Families of those killed are angered by how the book approaches this still-painful subject. “”[Lou] Michel and [Dan] Herbeck have been denounced by some for exploiting tragedy, for being too willing to accept McVeigh’s version of events and for providing McVeigh with a national platform from which to advance his claim to political martyrdom,”” Morganthau stated.

Indeed, the sixth anniversary of the bombing has scratched at an unhealed wound, hurting not only the families of those killed, but all Americans. Rarely before the bombing did we consider a terrorist attack within our own borders and by our own citizens a possibility, but the explosion that ripped apart the Murrah Federal Building likewise ripped apart America’s innocence. It was a hard slap of reality for a country that had considered itself above the terrorist violence that has plagued Israel and Northern Ireland.

The memory of the Oklahoma City bombing has burned itself into the fabric of American society. The writers of the book compare speaking to McVeigh with sitting down with Lee Harvey Oswald or John Wilkes Booth. This being the case, it can be easily argued that the bombing was an important and course-changing part of our history, just as integral as the assassinations of presidents John F. Kennedy and Abraham Lincoln.

Many older Americans often say that they remember distinctly what they were doing when they heard over their radios that Kennedy was assassinated in 1963. So, too, I think, can people recall what they were doing when the news of the bombing was first broadcast.

I can remember exactly what I was doing on April 19, 1995. I was still in the 10th grade and had just come home from school. I stepped in and my mom, who was starting to cook dinner at the time, told me that there was a bombing.

“”No, it must’ve been in Israel or something,”” I said, looking briefly at the news coverage on the television, not even thinking that a terrorist attack of such a magnitude was possible in this country.

But my mother was correct. I stood silently as the camera panned over the devastation and confusion, the crowds of people around the area and what was left of the building after half of it, along with 168 men, women and children, was blown to oblivion. The pictures left to us are likewise ingrained in our memories. Who can forget the now world-famous Newsweek cover of the firefighter cradling the body of a dead child, one of the 19 children who died?

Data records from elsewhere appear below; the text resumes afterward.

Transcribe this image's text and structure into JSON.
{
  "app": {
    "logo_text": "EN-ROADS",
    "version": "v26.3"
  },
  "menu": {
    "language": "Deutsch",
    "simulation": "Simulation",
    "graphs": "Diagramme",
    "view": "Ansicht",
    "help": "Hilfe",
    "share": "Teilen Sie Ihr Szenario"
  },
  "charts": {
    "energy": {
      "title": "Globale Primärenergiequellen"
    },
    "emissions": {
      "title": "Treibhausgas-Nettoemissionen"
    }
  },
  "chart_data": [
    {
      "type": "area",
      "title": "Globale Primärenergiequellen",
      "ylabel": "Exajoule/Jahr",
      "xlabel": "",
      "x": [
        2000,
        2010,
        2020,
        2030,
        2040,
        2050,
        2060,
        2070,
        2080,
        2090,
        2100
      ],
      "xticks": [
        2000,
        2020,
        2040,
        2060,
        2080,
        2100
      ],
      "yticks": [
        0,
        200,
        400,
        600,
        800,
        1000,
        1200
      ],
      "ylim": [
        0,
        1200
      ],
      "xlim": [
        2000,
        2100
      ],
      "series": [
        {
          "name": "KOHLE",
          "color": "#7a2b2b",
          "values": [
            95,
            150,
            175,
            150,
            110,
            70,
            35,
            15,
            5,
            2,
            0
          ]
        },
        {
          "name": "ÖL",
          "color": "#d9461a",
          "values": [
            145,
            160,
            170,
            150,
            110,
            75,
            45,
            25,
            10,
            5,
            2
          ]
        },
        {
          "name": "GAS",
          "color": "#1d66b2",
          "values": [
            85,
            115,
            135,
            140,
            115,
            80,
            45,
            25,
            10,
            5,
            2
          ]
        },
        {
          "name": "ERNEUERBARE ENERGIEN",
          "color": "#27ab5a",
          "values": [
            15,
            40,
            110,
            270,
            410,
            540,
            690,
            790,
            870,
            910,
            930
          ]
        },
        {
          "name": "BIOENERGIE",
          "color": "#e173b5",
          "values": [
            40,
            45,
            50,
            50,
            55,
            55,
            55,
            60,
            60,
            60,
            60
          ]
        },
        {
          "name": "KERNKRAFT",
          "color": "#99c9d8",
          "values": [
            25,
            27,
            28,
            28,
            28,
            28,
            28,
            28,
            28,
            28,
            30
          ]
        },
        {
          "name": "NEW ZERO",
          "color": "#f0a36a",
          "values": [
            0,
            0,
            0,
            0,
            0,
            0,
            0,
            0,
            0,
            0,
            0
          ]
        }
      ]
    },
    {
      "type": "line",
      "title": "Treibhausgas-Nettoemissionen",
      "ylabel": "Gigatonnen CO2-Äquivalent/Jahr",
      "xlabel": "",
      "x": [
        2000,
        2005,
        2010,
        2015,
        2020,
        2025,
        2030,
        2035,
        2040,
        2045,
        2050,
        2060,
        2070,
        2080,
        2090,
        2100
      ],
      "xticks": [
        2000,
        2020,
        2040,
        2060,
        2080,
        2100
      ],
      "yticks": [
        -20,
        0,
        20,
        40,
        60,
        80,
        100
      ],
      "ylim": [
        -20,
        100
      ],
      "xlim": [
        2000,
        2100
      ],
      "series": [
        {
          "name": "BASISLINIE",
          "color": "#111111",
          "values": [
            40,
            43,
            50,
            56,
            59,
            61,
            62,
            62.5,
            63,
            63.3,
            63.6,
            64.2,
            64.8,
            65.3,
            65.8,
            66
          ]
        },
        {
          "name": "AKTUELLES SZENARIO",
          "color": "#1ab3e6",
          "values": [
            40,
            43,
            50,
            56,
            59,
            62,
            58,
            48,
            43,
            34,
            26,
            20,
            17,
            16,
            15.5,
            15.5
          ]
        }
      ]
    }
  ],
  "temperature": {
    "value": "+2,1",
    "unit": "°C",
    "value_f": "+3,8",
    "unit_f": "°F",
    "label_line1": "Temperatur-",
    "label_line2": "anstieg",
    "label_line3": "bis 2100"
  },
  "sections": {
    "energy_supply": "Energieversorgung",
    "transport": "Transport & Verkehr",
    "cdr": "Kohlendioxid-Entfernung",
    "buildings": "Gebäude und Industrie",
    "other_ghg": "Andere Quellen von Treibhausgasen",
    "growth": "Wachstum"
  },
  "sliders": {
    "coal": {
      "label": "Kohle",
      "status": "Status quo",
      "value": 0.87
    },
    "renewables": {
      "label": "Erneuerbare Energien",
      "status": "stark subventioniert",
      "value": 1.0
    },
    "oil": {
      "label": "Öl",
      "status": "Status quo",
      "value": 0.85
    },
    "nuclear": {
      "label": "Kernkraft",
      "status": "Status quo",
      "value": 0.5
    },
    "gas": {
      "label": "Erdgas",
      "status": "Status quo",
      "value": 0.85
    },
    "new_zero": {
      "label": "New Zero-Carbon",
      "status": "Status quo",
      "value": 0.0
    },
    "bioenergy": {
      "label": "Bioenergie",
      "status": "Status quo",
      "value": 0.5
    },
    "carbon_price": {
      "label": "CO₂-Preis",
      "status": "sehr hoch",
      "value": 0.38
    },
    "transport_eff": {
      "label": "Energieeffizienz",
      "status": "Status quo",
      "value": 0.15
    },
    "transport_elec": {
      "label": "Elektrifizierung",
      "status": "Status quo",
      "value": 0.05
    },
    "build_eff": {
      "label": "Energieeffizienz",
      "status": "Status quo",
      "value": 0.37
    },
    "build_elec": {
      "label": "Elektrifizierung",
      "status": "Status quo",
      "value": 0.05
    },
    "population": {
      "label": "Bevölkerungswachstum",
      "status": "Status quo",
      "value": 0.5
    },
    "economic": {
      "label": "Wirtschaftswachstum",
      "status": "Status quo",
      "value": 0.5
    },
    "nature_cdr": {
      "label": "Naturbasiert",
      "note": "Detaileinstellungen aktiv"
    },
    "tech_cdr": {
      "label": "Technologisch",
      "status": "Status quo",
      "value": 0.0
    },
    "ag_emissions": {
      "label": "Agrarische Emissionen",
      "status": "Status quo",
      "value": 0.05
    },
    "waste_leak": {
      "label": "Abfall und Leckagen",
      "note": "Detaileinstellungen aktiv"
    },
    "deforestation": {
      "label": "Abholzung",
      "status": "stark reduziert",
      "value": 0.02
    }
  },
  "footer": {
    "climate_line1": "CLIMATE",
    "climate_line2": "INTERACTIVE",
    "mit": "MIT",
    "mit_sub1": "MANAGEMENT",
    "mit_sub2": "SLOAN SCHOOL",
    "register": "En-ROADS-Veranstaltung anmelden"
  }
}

“”American Terrorist”” is another chapter in a book many Americans had originally thought to be closed. Some people are afraid that this exposure will only give McVeigh the attention that he craves and transform him into a martyr. I don’t think such a thing will come close to happening. In fact, the exact opposite will happen: The book will amplify how insane McVeigh is NOT, but rather how cold and calculating he is. People will see how remorseless this man, who views the death of the children as “”collateral damage,”” truly is. And when he is executed, he will simply fade into history. Nothing more, nothing less.

The scare and hype over the rise of militias has similarly come and gone. The bombing gave the militias exactly what they, like little kids, wanted: attention. And now, more than half a decade later, militias are a thing of the past after achieving their 15 minutes of fame. Good-bye and good riddance.

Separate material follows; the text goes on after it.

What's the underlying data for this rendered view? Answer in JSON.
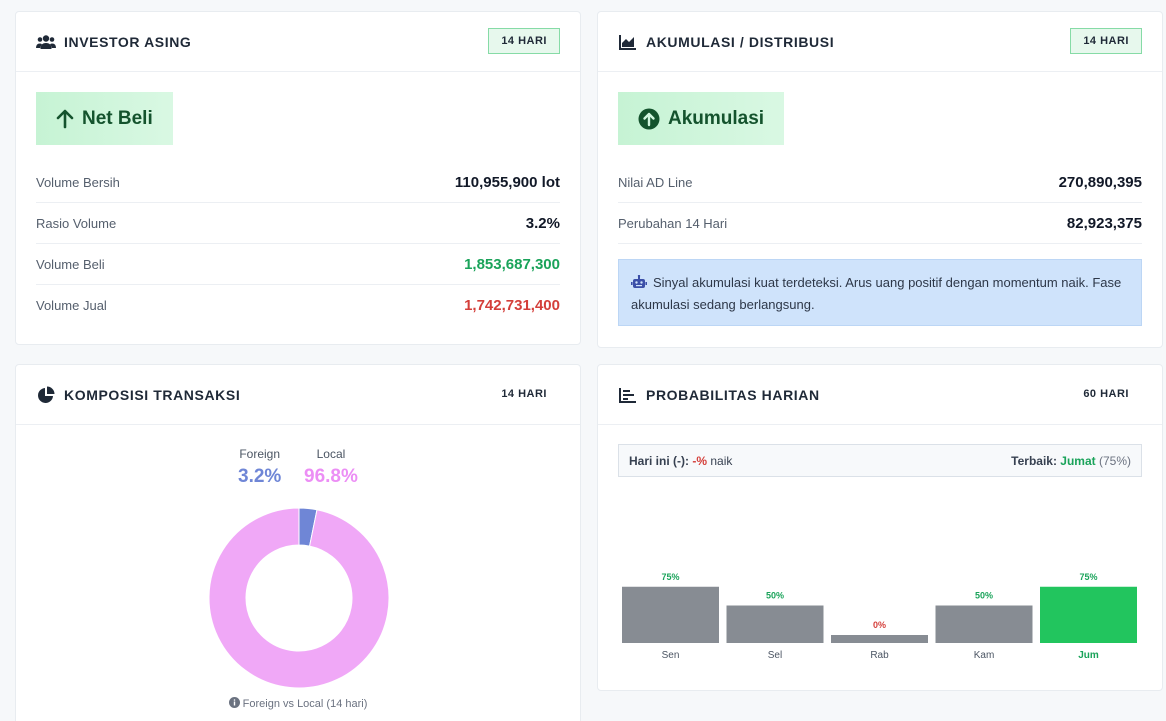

Former Secretary of State Madeleine Albright wrote in an article after the Aug. 7, 1998 bombings of the U.S. embassies in Kenya and Tanzania, “”Let [the terrorists] have no illusions. We will not be intimidated.””

As a country, we have survived tragedy after tragedy and we have not been intimidated. We have stared down the petty and paranoid groups that try to bully the nation into seeing the world through their own myopic eyes. What does not tear us apart can only make us stronger, can only open our eyes to reality.

We are not any more safe from the IRA, Hezbolah or Hamas. Unfortunately, it took the deaths of 168 people to learn this. But, as Albright continued, “”To give in to terror, or hide from it, is not an option.””

The bombing — now six years in the past — and the people that tried to terrorize the nation are merely an insubstantial premonition of the past. With McVeigh’s execution date arriving in less than a month, perhaps the final chapter can at last be written. Ever since he committed his heinous crime, McVeigh’s existence has been a stain on the fabric of American society. Good-bye and good riddance. The sooner he starts burning in hell, the better.